For Delilah it was just another night. Another kiss she would carry with her to her grave. For Irving, though, this was a culmination of patience and honesty, never straying once from his confessed love for her. Sometimes, we are able to wait years for what we want, then only to find out our desires were fleeting, as insubstantial as the mist, which dissipates as the sun warms the earth, and sets things right again. In the air, the stars shivered as the earth turned. The moon rose. Irving held her, and her heat seeped into him, and his into her, and it was like they were one pulse. What need does man have for god when he has love? On this rapidly spinning earth, Irving held onto the only thing that made sense to him.
They did nothing more than kiss that night. It was his way of showing her that he desired her, not what she could give him. Looking back, remembering the taste of cinnamon on her tongue, and how her hands carelessly explored his body, he knew. He could have had it all that night for nothing more than the cost of gas and a cup of coffee. She began to shiver.
“Hold on,” he said.
The dry grass and gravel crunched beneath his boots as he slid off the tailgate, and made his way around the side toward the cab. While he was rummaging behind the seat, she texted a friend, and slipped her phone back into her pocket before Irving was aware. He produced a blanket, and made his way back to the truck bed.

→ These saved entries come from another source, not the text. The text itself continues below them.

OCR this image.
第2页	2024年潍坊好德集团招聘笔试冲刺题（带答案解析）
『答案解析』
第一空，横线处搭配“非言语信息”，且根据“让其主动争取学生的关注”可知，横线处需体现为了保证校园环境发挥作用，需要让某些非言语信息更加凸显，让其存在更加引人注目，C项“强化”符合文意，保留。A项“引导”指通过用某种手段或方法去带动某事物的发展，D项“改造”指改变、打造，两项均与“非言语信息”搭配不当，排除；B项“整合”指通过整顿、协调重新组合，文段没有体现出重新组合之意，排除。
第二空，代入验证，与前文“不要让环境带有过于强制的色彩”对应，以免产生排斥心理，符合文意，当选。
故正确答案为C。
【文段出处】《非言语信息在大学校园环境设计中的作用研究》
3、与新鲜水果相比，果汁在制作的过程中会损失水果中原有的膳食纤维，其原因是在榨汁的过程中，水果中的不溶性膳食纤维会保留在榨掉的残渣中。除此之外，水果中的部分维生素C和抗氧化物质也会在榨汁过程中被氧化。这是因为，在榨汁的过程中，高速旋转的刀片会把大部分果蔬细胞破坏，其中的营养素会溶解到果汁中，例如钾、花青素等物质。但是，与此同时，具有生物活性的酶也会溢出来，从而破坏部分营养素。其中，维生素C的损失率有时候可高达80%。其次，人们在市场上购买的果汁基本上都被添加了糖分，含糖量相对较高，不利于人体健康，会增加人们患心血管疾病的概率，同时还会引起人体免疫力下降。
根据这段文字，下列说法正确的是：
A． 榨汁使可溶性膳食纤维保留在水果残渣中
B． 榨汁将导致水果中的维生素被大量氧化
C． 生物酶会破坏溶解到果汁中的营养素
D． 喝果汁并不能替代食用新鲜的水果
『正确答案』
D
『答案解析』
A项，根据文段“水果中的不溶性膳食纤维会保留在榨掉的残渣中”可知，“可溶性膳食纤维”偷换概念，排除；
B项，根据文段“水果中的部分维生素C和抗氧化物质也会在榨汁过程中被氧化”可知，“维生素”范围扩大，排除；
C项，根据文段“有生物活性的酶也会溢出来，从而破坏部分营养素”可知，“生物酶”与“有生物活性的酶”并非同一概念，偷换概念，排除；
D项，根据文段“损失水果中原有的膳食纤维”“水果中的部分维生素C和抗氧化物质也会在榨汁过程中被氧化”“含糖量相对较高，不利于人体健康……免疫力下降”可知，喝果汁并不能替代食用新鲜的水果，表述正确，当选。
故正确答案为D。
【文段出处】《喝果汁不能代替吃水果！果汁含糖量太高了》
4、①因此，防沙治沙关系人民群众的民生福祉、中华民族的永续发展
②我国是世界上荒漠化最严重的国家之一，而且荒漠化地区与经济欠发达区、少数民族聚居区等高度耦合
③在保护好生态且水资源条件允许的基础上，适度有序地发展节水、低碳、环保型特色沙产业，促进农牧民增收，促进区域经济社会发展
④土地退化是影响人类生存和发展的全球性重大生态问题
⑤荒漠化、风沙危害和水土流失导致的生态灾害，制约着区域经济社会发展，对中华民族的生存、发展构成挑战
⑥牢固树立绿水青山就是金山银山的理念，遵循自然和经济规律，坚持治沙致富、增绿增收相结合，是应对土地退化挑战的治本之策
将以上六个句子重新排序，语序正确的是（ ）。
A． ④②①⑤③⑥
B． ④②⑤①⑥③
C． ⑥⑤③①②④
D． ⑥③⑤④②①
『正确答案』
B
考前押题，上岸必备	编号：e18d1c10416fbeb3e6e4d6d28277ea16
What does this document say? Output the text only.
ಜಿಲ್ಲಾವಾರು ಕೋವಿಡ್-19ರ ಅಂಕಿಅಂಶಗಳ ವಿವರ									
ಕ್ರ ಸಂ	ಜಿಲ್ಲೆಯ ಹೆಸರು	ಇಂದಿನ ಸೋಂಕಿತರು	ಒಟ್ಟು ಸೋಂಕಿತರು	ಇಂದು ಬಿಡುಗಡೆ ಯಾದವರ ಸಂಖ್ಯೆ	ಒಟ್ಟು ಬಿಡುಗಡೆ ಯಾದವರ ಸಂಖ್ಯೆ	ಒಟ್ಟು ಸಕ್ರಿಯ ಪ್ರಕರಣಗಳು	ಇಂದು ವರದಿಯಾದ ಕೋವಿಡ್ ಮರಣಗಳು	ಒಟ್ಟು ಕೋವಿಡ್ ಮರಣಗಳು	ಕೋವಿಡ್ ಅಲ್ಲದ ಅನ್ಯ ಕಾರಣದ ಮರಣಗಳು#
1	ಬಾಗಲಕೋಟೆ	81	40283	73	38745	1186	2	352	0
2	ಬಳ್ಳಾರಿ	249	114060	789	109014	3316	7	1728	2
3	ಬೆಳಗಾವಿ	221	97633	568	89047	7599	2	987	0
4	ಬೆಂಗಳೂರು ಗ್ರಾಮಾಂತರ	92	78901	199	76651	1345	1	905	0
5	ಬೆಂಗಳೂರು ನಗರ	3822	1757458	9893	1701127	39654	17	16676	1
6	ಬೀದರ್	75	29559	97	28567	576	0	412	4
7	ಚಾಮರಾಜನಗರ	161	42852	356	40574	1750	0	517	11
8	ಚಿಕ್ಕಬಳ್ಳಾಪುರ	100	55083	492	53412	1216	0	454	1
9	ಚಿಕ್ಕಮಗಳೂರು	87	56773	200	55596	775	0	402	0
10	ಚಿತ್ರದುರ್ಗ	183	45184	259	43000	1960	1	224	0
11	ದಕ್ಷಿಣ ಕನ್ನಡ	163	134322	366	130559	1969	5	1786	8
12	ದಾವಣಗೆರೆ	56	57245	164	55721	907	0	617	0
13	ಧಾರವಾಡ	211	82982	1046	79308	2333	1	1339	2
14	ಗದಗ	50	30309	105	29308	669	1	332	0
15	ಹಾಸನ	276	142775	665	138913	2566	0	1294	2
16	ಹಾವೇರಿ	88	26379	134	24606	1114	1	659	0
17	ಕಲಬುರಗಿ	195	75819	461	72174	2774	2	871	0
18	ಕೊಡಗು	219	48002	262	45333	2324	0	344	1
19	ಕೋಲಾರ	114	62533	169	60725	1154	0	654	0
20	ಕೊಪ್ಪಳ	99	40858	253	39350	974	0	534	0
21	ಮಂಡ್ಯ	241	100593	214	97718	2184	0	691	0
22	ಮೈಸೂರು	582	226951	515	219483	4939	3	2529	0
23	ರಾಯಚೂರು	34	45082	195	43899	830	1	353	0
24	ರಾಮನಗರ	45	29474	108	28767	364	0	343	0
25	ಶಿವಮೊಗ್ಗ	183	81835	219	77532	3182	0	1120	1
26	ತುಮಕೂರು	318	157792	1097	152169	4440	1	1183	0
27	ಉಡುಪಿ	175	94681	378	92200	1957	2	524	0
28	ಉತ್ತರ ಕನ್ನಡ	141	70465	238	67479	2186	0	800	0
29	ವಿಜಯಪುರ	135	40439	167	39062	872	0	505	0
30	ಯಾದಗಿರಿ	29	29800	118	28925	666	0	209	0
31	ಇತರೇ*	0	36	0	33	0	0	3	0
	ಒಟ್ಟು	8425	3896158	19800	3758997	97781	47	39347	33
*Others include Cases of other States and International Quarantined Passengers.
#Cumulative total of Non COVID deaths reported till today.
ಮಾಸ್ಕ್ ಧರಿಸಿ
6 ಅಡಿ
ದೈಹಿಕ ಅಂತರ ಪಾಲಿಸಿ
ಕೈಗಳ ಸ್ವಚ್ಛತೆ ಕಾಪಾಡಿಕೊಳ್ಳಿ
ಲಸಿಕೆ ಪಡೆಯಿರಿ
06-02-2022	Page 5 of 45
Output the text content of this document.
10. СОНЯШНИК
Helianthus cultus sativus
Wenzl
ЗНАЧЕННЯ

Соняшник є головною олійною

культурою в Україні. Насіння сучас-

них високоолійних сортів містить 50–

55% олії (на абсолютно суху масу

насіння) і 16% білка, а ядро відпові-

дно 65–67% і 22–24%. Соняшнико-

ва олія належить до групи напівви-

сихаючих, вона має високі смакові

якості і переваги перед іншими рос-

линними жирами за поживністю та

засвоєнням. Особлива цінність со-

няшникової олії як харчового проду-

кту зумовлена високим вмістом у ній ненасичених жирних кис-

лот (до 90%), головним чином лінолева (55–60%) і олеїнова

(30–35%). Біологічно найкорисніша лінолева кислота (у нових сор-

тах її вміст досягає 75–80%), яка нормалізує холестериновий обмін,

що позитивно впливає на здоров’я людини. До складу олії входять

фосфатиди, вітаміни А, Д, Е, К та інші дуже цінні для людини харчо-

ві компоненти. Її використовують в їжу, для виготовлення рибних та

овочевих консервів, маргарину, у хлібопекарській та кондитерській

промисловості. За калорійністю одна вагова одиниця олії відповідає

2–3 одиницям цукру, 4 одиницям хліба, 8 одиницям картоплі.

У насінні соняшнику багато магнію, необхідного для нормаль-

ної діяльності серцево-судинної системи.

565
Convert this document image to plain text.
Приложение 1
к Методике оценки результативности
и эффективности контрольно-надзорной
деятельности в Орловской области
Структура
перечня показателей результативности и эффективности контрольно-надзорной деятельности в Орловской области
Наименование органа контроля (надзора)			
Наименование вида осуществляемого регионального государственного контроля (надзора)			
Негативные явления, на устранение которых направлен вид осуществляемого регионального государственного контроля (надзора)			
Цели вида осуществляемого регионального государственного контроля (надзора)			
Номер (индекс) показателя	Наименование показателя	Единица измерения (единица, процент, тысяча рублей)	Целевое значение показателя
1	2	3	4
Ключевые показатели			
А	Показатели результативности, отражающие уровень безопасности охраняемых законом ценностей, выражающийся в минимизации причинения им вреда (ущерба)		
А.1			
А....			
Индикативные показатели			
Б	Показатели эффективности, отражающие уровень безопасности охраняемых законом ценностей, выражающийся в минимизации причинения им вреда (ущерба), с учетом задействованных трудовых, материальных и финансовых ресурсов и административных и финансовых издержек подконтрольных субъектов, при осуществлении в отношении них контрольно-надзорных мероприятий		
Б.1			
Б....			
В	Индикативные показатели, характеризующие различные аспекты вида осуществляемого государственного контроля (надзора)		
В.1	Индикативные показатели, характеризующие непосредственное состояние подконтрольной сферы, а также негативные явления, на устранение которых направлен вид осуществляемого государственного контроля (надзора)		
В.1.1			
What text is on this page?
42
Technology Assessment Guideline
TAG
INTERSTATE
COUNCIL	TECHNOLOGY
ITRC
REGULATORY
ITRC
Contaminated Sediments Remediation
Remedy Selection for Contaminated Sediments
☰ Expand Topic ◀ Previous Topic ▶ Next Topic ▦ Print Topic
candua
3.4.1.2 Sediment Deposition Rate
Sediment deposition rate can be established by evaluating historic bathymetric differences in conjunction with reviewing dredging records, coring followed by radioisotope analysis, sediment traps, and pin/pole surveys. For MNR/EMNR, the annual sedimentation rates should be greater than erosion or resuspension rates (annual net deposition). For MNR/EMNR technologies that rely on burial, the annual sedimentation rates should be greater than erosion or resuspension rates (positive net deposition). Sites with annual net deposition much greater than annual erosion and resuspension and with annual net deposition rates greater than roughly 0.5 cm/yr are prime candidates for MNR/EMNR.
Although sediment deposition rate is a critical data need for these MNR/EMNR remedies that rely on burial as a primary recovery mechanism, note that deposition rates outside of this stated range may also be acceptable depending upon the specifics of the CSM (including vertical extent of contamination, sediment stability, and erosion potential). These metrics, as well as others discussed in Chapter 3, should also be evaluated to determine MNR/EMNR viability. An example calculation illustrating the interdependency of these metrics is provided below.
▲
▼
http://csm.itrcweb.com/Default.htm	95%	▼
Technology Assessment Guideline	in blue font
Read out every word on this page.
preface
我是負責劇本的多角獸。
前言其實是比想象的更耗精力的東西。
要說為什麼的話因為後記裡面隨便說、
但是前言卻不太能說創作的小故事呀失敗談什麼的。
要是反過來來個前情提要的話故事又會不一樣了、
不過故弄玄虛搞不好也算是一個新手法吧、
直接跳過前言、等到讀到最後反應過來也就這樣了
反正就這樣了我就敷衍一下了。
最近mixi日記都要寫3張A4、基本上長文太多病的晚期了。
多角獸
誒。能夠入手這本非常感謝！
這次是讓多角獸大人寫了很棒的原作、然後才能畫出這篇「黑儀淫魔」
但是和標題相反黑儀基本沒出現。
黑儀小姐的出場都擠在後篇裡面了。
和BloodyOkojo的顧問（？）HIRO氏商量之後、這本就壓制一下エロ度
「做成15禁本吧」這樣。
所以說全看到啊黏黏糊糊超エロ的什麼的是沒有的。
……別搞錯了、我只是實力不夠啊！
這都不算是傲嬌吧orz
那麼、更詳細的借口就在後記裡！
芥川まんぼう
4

“Here, it’s thin, but it will do the trick.”
He sat next to her as she wrapped herself in the blanket, pulling his knees up to his chin and looking up. A meteor flashed across the northern horizon, its light burning beautiful before fizzling out, its life nothing more than one perfect, incandescent moment.
“Did you see that?”
She nodded, “I made a wish.”
“I did too.”
She looked over at him, her eyes ranging over his body, sizing him up.
“I learned a long time ago to only wish for things I know will come true.”
She smiled faintly. Behind them, along the gravel access road, headlights burned through the dark and lit up the truck. Irving jumped and his heart punched the inside of his chest.
“If it’s the cops, let me talk to them.”
Delilah held in a laugh as the driver door opened.
“Hey Dee, you comin?”
“Hold on a sec Mike.”
She looked over at Irving, who still hadn’t figured out what was going on.
“I had a wonderful time tonight, but, I have other places I need to be, you understand.”
He nodded, he didn’t understand. She leaped from the back of the truck and jogged over to the other car, hugging the driver and slipping into the passenger seat. Irving watched until the taillights were swallowed by the darkness of the access road. Soon, the sound of the engine died, and Irving was left with the hum of the night. He neither got a goodbye kiss, nor his wish. He lay out there until it was dawn, and then, as the sun rose, he waded into the river.
Irving Hawthorne loved Delilah Thorne, but that night he learned to love the river more.